Zweifel an offizieller Darstellung des Vorfalls
Italien ermittelt im Fall Sgrena

HB BERLIN. Nach der Freilassung der Journalistin Giuliana Sgrena ermittelt die römische Staatsanwaltschaft wegen Todschlags an dem Geheimdienstler Nicola Calipari. Dieser war in Bagdad gemeinsam mit der Reporterin auf dem Weg zum Flughafen, als das Fahrzeug an einem US-Kontrollpunkt unter Beschuss geriet.
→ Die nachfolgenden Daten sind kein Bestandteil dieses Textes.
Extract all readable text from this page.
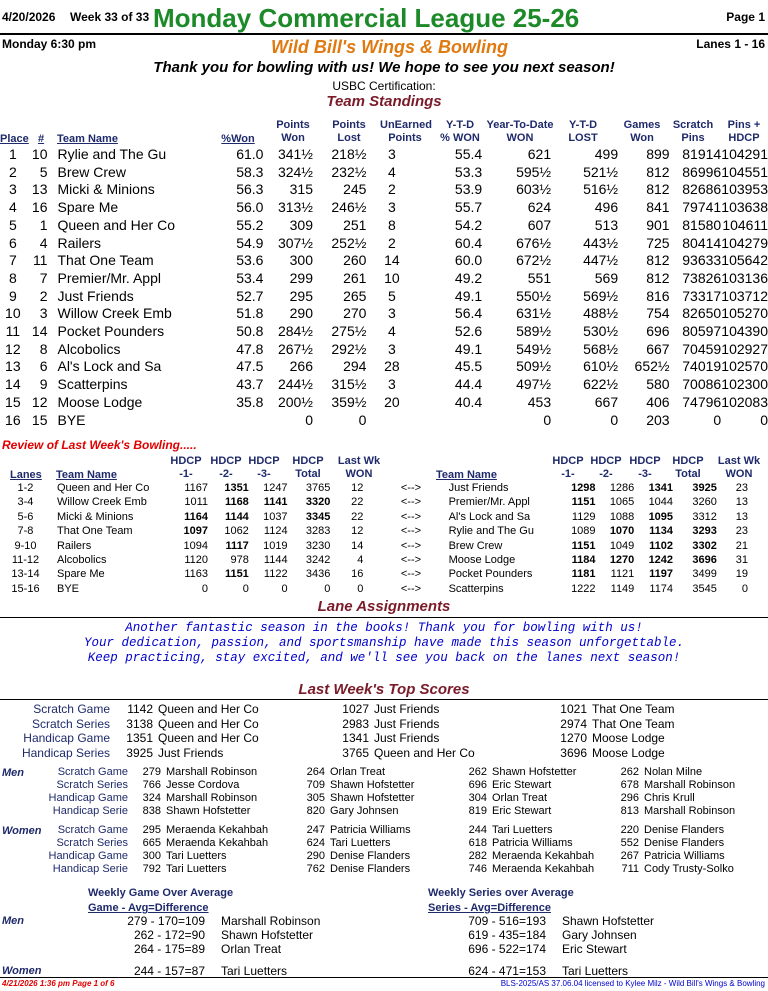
4/20/2026 Week 33 of 33 Monday Commercial League 25-26	Page 1
Monday 6:30 pm	Wild Bill's Wings & Bowling	Lanes 1 - 16
Thank you for bowling with us! We hope to see you next season!
USBC Certification:
Team Standings
Place #	Team Name	%Won
Points Won
Points Lost
UnEarned Points
Y-T-D % WON
Year-To-Date WON
Y-T-D LOST
Games Won
Scratch Pins
Pins + HDCP
1	10	Rylie and The Gu	61.0	341½	218½	3	55.4	621	499	899	81914	104291
2	5	Brew Crew	58.3	324½	232½	4	53.3	595½	521½	812	86996	104551
3	13	Micki & Minions	56.3	315	245	2	53.9	603½	516½	812	82686	103953
4	16	Spare Me	56.0	313½	246½	3	55.7	624	496	841	79741	103638
5	1	Queen and Her Co	55.2	309	251	8	54.2	607	513	901	81580	104611
6	4	Railers	54.9	307½	252½	2	60.4	676½	443½	725	80414	104279
7	11	That One Team	53.6	300	260	14	60.0	672½	447½	812	93633	105642
8	7	Premier/Mr. Appl	53.4	299	261	10	49.2	551	569	812	73826	103136
9	2	Just Friends	52.7	295	265	5	49.1	550½	569½	816	73317	103712
10	3	Willow Creek Emb	51.8	290	270	3	56.4	631½	488½	754	82650	105270
11	14	Pocket Pounders	50.8	284½	275½	4	52.6	589½	530½	696	80597	104390
12	8	Alcobolics	47.8	267½	292½	3	49.1	549½	568½	667	70459	102927
13	6	Al's Lock and Sa	47.5	266	294	28	45.5	509½	610½	652½	74019	102570
14	9	Scatterpins	43.7	244½	315½	3	44.4	497½	622½	580	70086	102300
15	12	Moose Lodge	35.8	200½	359½	20	40.4	453	667	406	74796	102083
16	15	BYE		0	0			0	0	203	0	0
Review of Last Week's Bowling.....
Lanes Team Name
HDCP -1-
HDCP -2-
HDCP -3-
HDCP Total
Last Wk WON	Team Name
HDCP -1-
HDCP -2-
HDCP -3-
HDCP Total
Last Wk WON
1-2	Queen and Her Co	1167	1351	1247	3765	12	<-->	Just Friends	1298	1286	1341	3925	23
3-4	Willow Creek Emb	1011	1168	1141	3320	22	<-->	Premier/Mr. Appl	1151	1065	1044	3260	13
5-6	Micki & Minions	1164	1144	1037	3345	22	<-->	Al's Lock and Sa	1129	1088	1095	3312	13
7-8	That One Team	1097	1062	1124	3283	12	<-->	Rylie and The Gu	1089	1070	1134	3293	23
9-10	Railers	1094	1117	1019	3230	14	<-->	Brew Crew	1151	1049	1102	3302	21
11-12	Alcobolics	1120	978	1144	3242	4	<-->	Moose Lodge	1184	1270	1242	3696	31
13-14	Spare Me	1163	1151	1122	3436	16	<-->	Pocket Pounders	1181	1121	1197	3499	19
15-16	BYE	0	0	0	0	0	<-->	Scatterpins	1222	1149	1174	3545	0
Lane Assignments
Another fantastic season in the books! Thank you for bowling with us!
Your dedication, passion, and sportsmanship have made this season unforgettable.
Keep practicing, stay excited, and we'll see you back on the lanes next season!
Last Week's Top Scores
Scratch Game	1142	Queen and Her Co	1027	Just Friends	1021	That One Team
Scratch Series	3138	Queen and Her Co	2983	Just Friends	2974	That One Team
Handicap Game	1351	Queen and Her Co	1341	Just Friends	1270	Moose Lodge
Handicap Series	3925	Just Friends	3765	Queen and Her Co	3696	Moose Lodge
Men	Scratch Game	279	Marshall Robinson	264	Orlan Treat	262	Shawn Hofstetter	262	Nolan Milne
Scratch Series	766	Jesse Cordova	709	Shawn Hofstetter	696	Eric Stewart	678	Marshall Robinson
Handicap Game	324	Marshall Robinson	305	Shawn Hofstetter	304	Orlan Treat	296	Chris Krull
Handicap Serie	838	Shawn Hofstetter	820	Gary Johnsen	819	Eric Stewart	813	Marshall Robinson
Women Scratch Game	295	Meraenda Kekahbah	247	Patricia Williams	244	Tari Luetters	220	Denise Flanders
Scratch Series	665	Meraenda Kekahbah	624	Tari Luetters	618	Patricia Williams	552	Denise Flanders
Handicap Game	300	Tari Luetters	290	Denise Flanders	282	Meraenda Kekahbah	267	Patricia Williams
Handicap Serie	792	Tari Luetters	762	Denise Flanders	746	Meraenda Kekahbah	711	Cody Trusty-Solko
Weekly Game Over Average
Game - Avg=Difference
Weekly Series over Average
Series - Avg=Difference
Men
Women
279 - 170=109 Marshall Robinson
262 - 172=90 Shawn Hofstetter
264 - 175=89 Orlan Treat
709 - 516=193 Shawn Hofstetter
619 - 435=184 Gary Johnsen
696 - 522=174 Eric Stewart
244 - 157=87 Tari Luetters	624 - 471=153 Tari Luetters
4/21/2026 1:36 pm Page 1 of 6	BLS-2025/AS 37.06.04 licensed to Kylee Milz - Wild Bill's Wings & Bowling
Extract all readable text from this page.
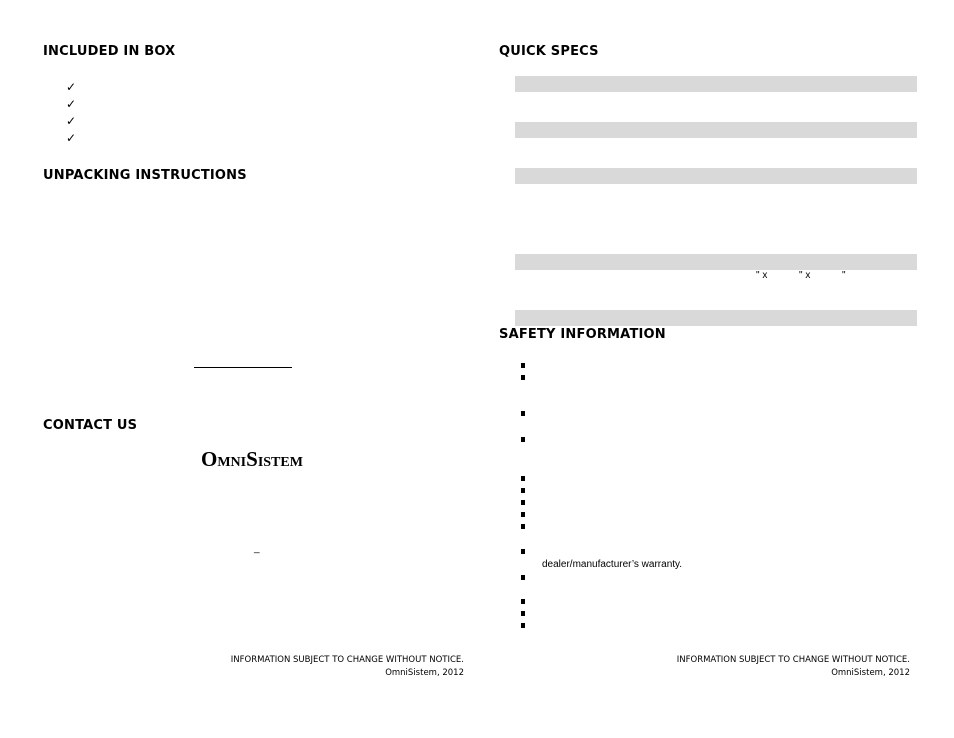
INCLUDED IN BOX
✓
✓
✓
✓
UNPACKING INSTRUCTIONS
CONTACT US
OMNISISTEM
_
INFORMATION SUBJECT TO CHANGE WITHOUT NOTICE.
OmniSistem, 2012
QUICK SPECS
" x	" x	"
SAFETY INFORMATION
dealer/manufacturer’s warranty.
INFORMATION SUBJECT TO CHANGE WITHOUT NOTICE.
OmniSistem, 2012
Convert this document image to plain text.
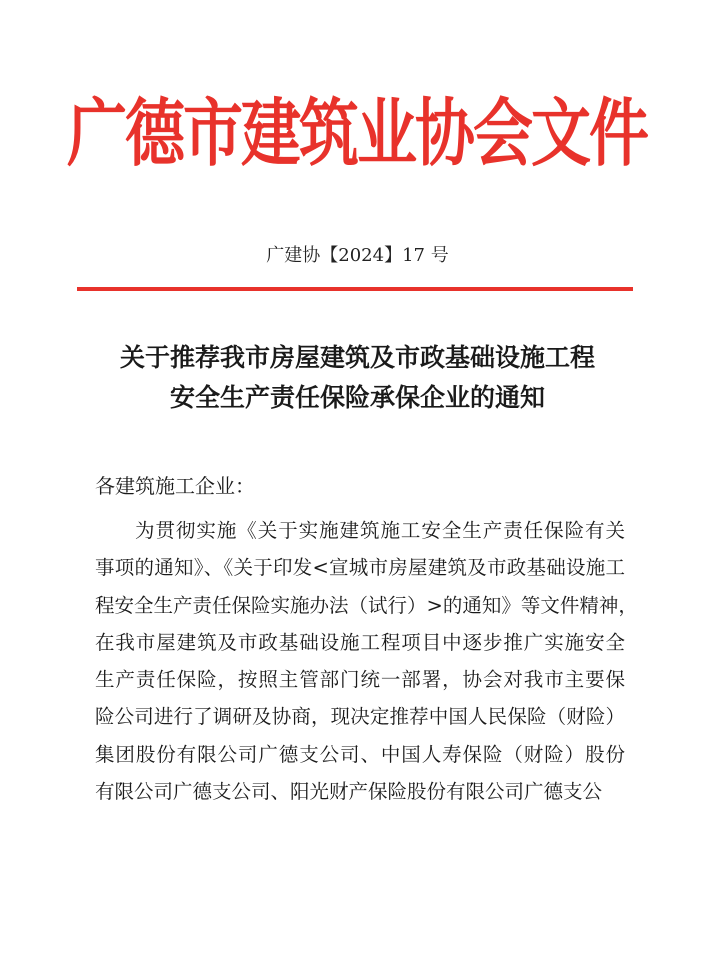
广德市建筑业协会文件
广建协【2024】17 号
关于推荐我市房屋建筑及市政基础设施工程
安全生产责任保险承保企业的通知
各建筑施工企业：
为贯彻实施《关于实施建筑施工安全生产责任保险有关
事项的通知》、《关于印发<宣城市房屋建筑及市政基础设施工
程安全生产责任保险实施办法（试行）>的通知》等文件精神，
在我市屋建筑及市政基础设施工程项目中逐步推广实施安全
生产责任保险，按照主管部门统一部署，协会对我市主要保
险公司进行了调研及协商，现决定推荐中国人民保险（财险）
集团股份有限公司广德支公司、中国人寿保险（财险）股份
有限公司广德支公司、阳光财产保险股份有限公司广德支公
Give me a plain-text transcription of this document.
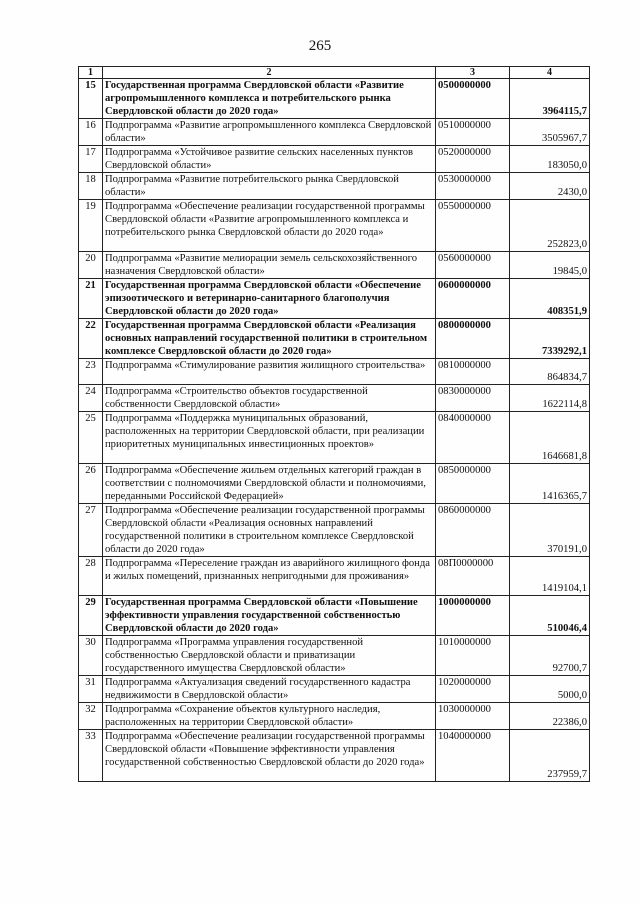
265
1	2	3	4
15	Государственная программа Свердловской области «Развитие агропромышленного комплекса и потребительского рынка Свердловской области до 2020 года»	0500000000	3964115,7
16	Подпрограмма «Развитие агропромышленного комплекса Свердловской области»	0510000000	3505967,7
17	Подпрограмма «Устойчивое развитие сельских населенных пунктов Свердловской области»	0520000000	183050,0
18	Подпрограмма «Развитие потребительского рынка Свердловской области»	0530000000	2430,0
19	Подпрограмма «Обеспечение реализации государственной программы Свердловской области «Развитие агропромышленного комплекса и потребительского рынка Свердловской области до 2020 года»	0550000000	252823,0
20	Подпрограмма «Развитие мелиорации земель сельскохозяйственного назначения Свердловской области»	0560000000	19845,0
21	Государственная программа Свердловской области «Обеспечение эпизоотического и ветеринарно-санитарного благополучия Свердловской области до 2020 года»	0600000000	408351,9
22	Государственная программа Свердловской области «Реализация основных направлений государственной политики в строительном комплексе Свердловской области до 2020 года»	0800000000	7339292,1
23	Подпрограмма «Стимулирование развития жилищного строительства»	0810000000	864834,7
24	Подпрограмма «Строительство объектов государственной собственности Свердловской области»	0830000000	1622114,8
25	Подпрограмма «Поддержка муниципальных образований, расположенных на территории Свердловской области, при реализации приоритетных муниципальных инвестиционных проектов»	0840000000	1646681,8
26	Подпрограмма «Обеспечение жильем отдельных категорий граждан в соответствии с полномочиями Свердловской области и полномочиями, переданными Российской Федерацией»	0850000000	1416365,7
27	Подпрограмма «Обеспечение реализации государственной программы Свердловской области «Реализация основных направлений государственной политики в строительном комплексе Свердловской области до 2020 года»	0860000000	370191,0
28	Подпрограмма «Переселение граждан из аварийного жилищного фонда и жилых помещений, признанных непригодными для проживания»	08П0000000	1419104,1
29	Государственная программа Свердловской области «Повышение эффективности управления государственной собственностью Свердловской области до 2020 года»	1000000000	510046,4
30	Подпрограмма «Программа управления государственной собственностью Свердловской области и приватизации государственного имущества Свердловской области»	1010000000	92700,7
31	Подпрограмма «Актуализация сведений государственного кадастра недвижимости в Свердловской области»	1020000000	5000,0
32	Подпрограмма «Сохранение объектов культурного наследия, расположенных на территории Свердловской области»	1030000000	22386,0
33	Подпрограмма «Обеспечение реализации государственной программы Свердловской области «Повышение эффективности управления государственной собственностью Свердловской области до 2020 года»	1040000000	237959,7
Der Agent wurde getötet, Sgrena erlitt Verletzungen.

Wie es zu dem Zwischenfall kommen konnte, ist noch unklar. Die US-Armee behauptet, der Fahrer des Wagens habe eine Aufforderung zum Anhalten trotz mehrerer Warnsignale ignoriert. Erst danach hätten die Soldaten gezielt gefeuert. Sgrena sprach dagegen von einem völlig grundlosen Beschuss.

In Italien wurden auch Vorwürfe erhoben, nach denen es sich um einen Hinterhalt gehandelt haben soll. Der italienische Geheimdienst wies dies zurück. «Die Amerikaner hätten niemals absichtlich einen Agenten der italienischen Spezialeinheiten getötet und dadurch die Zusammenarbeit zwischen den amerikanischen und den italienischen Diensten aufs Spiel gesetzt», zitierte die Zeitung «Il Messaggero» am Sonntag italienische Geheimdienstkreise.

Auch der Chefredakteur der Wochenzeitung «Die Zeit», für die die Reporterin schreibt, äußerte Zweifel an der offiziellen Darstellung des Zwischenfalls bei der Befreiung von Sgrena. «Wir als Journalisten dürfen uns nicht auf die offizielle Darstellung verlassen», sagte Giovanni di Lorenzo der «Bild am Sonntag». «Es klingt doch absurd, dass angeblich in mehreren Phasen alles getan worden ist, um das Fahrzeug zu warnen, und dann wird einfach geschossen.»